Does this satisfy alignment rules?

typedef typename std::aligned_storage<sizeof(B),
alignof(B)>::type storage_type;

size_t length = 10;
char* storage = new char [sizeof(storage_type)+length*sizeof(int)];
B* pb = new(storage)B();

pb->p = new(storage + sizeof(storage_type))int[length];

Thanks,
Daniel

[Öö Tiib]

On Saturday, 12 December 2015 19:09:52 UTC+2, Daniel wrote:
> I'm trying to understand the rules for alignment with placement new.
>
> If we have
>
> struct A
> {
> size_t length;
> };
>
> my understanding (please correct me if I'm wrong) is that this results in a
> data structure that is properly aligned:
>
> typedef typename std::aligned_storage<sizeof(A),
> alignof(A)>::type storage_type;
>
> char* storage = new char [sizeof(storage_type)];
> A* pa = new(storage)A();

Seems that you pointlessly manufacture that 'storage_type' there.

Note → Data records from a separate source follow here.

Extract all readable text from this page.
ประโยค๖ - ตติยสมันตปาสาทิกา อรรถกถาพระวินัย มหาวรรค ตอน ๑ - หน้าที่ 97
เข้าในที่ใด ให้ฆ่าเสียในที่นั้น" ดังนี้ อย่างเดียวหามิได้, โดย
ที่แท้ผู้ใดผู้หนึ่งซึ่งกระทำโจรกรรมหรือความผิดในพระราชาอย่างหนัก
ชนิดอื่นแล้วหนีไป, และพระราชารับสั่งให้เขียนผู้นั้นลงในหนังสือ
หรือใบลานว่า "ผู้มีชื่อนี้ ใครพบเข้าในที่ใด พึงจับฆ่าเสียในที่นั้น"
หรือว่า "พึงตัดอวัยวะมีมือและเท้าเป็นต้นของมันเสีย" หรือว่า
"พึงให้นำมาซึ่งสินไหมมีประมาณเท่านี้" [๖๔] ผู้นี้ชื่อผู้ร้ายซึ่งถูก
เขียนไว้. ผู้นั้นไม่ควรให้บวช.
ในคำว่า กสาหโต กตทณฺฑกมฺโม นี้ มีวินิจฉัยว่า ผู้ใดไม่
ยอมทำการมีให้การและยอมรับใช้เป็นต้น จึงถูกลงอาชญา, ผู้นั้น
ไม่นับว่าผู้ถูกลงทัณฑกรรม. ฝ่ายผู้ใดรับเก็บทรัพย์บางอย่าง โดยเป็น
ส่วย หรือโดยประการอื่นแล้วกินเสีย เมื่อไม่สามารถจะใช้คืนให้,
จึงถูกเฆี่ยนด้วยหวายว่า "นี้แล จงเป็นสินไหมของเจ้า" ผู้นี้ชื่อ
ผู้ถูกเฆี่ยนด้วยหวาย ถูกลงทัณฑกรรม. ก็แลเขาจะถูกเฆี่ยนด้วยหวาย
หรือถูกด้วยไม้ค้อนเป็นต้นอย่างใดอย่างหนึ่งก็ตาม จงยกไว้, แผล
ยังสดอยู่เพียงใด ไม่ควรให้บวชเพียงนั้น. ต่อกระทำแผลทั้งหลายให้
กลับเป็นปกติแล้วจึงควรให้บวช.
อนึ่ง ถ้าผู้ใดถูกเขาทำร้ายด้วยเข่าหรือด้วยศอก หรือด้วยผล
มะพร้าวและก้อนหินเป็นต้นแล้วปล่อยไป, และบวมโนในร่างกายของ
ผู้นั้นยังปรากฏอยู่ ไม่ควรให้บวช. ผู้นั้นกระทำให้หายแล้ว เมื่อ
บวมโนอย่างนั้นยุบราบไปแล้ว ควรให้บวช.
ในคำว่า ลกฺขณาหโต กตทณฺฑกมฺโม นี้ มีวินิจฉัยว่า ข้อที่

// that looks better and works
storage_type* storage = new storage_type;
A* pa = new(storage)A();

// that also works since new provides maximally aligned storage
char* storage = new char [sizeof(A)];
A* pa = new(storage)A();

The likes of that 'storage_type' are typically used to reserve space
in automatic storage or as a data member of class:

// in automatic storage
storage_type storage;
A* pa = new(&storage) A();

>
> But what if we have
>
> struct B
> {
> size_t length;
> int *p;
> };
>
> and wish to allocate storage for B and p with placement new from the same storage?
>
> Does this satisfy alignment rules?
>
> typedef typename std::aligned_storage<sizeof(B),
> alignof(B)>::type storage_type;
>
> size_t length = 10;
> char* storage = new char [sizeof(storage_type)+length*sizeof(int)];
> B* pb = new(storage)B();
>
> pb->p = new(storage + sizeof(storage_type))int[length];
>

It isn't guaranteed that alignment requirements for 'int' are not stricter
than alignment requirements for that 'B'. It is unlikely that you can find
any C++11 compiler where these are stricter but world may change.

Also if there was 'long double' instead of 'int' then alignment requirements for it are often stricter than for the 'B' of yours and then your program
would not work correctly.

Following code is bit more paranoid about that possible padding. When
padding is zero then compiler will likely figure it out and optimize
away:

constexpr size_t padding = (alignof(int) - (sizeof(B) % alignof(int))) % alignof(int);

size_t length = 10;
char* storage = new char [sizeof(B) + padding + sizeof(int)*length];

B* pb = new(storage) B();

pb->length = length;
pb->p = new(storage + sizeof(B) + padding) int[length];